Of course, stock prices might be influenced by political announcements, regulatory enforcement actions, weather, trade agreements, publication of national statistics, changes in legislation, natural resource discoveries, competitor product announcements, conflicts, IP monopoly grants by governments (patents) and a million other things, any of which could be reported first in hundreds of places. So she’ll need to be monitoring all of those variables too. A million pieces of information could be coming in every day, any one of which could be important. But more likely, each piece of information is just more noise. But each piece of noise is a potential signal and there are so many of them – photos, reports, tweets out there.
And that’s just for a trader making buy and sell decisions about the value of a single basket of 100 stocks. What about decisions with even more dependencies and vectors?
Today, users need help finding the needles in haystacks, the signal in the digital noise.
We’ve argued before for the use of social signals (i.e. the wisdom of the crowd) as an ethical, powerful and necessary method of event detection. If people are chattering about something in your sphere of interest, and you’re responsible for finding stories and disseminating information in that sphere, you need technology that will alert you to that chatter fast.
Currently users of our technology or similar technologies define the keywords, topics, publications, events and people they want to keep an eye on, then our technology monitors hundreds of thousands of news items, pages, Instagram accounts, Twitter accounts, and delivers the important stuff, with a mix of social signals and other triggers of importance.
That’s fine, in the short term.
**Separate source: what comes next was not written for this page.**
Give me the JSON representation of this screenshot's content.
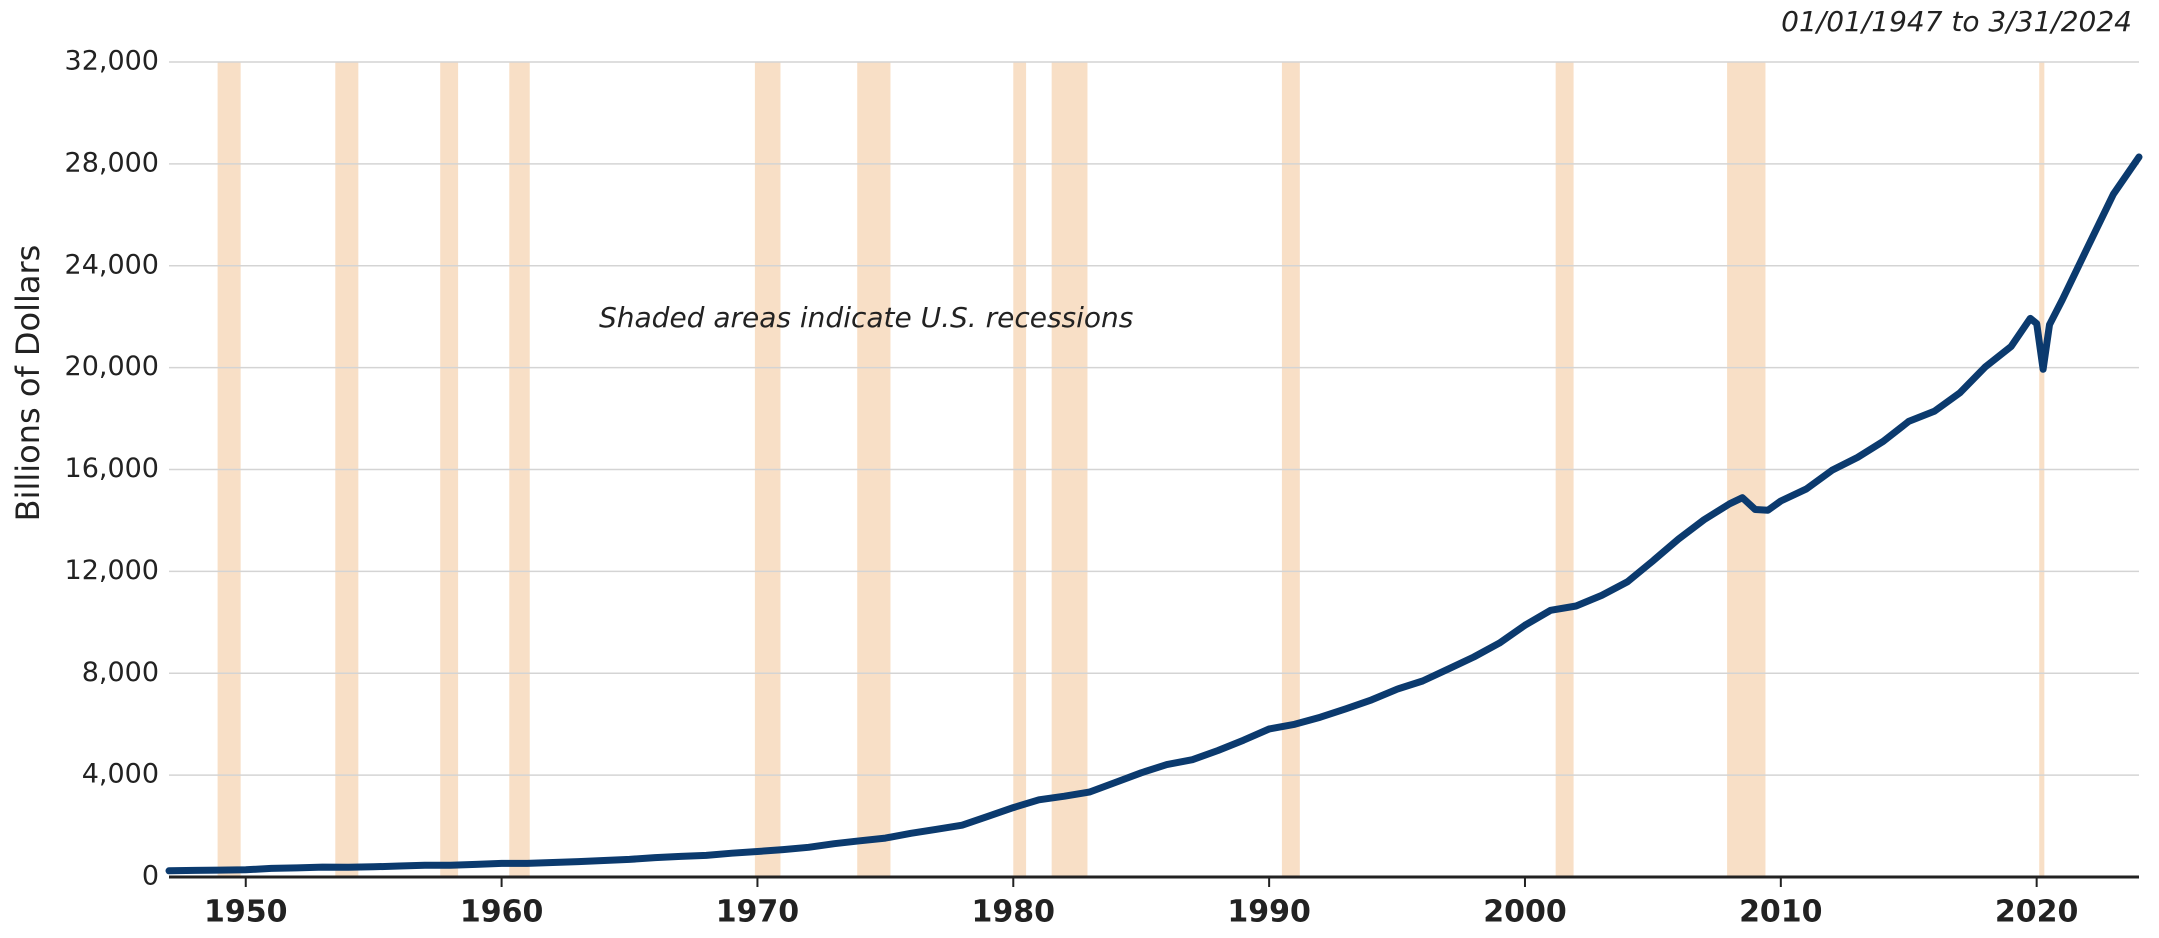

But not for the future.
In the long run, relying on activity from those two billion social network users to ferret out the important stuff simply isn’t enough. For one thing, the user has to correctly define all the things they want to monitor. There’s no fuzziness if they leave out something. If you create a keyword filter for “Ford” it doesn’t automatically add “Mondeo”. Or separate “Apple” (APPL) from “apples” (Granny Smiths). Even if entities can be correctly identified and linked with contextual algorithms, a more personalized system is not yet there.
Meanwhile you don’t want every mention of “Ford”. You only want events and stories of significance. How do you establish that threshold?
If an important enough piece of news breaks about an emissions standard, and you’re monitoring for Ford, isn’t it likely you’d want to be notified of that story too? But how do you define the whole universe of concepts of interest to you up front?
This is where software can help through relationship mapping. A platform should be able to “learn” what stories will be of interest to you, as a trader, as a journalist, as a corporate communicator, based on your activity and the keywords or “training set” of data and interests you provide to it.
Over time it should be able to associate and cluster stories along your sphere of interest (or vectors of interest). Based on your reactions and those of other users, it should establish thresholds for stories you’ll find interesting. And when you do, then – Kapow – it should alert you.
That’s where we’ve started work directionally at NewsWhip. We believe technology should deliver the information people need to them, freeing journalists and communicators to investigate, analyze, create, and allocate resources, without the constant searching and FOMS (fear of missing something).
Machines will do what they have always done better – sift all the information and deliver a result.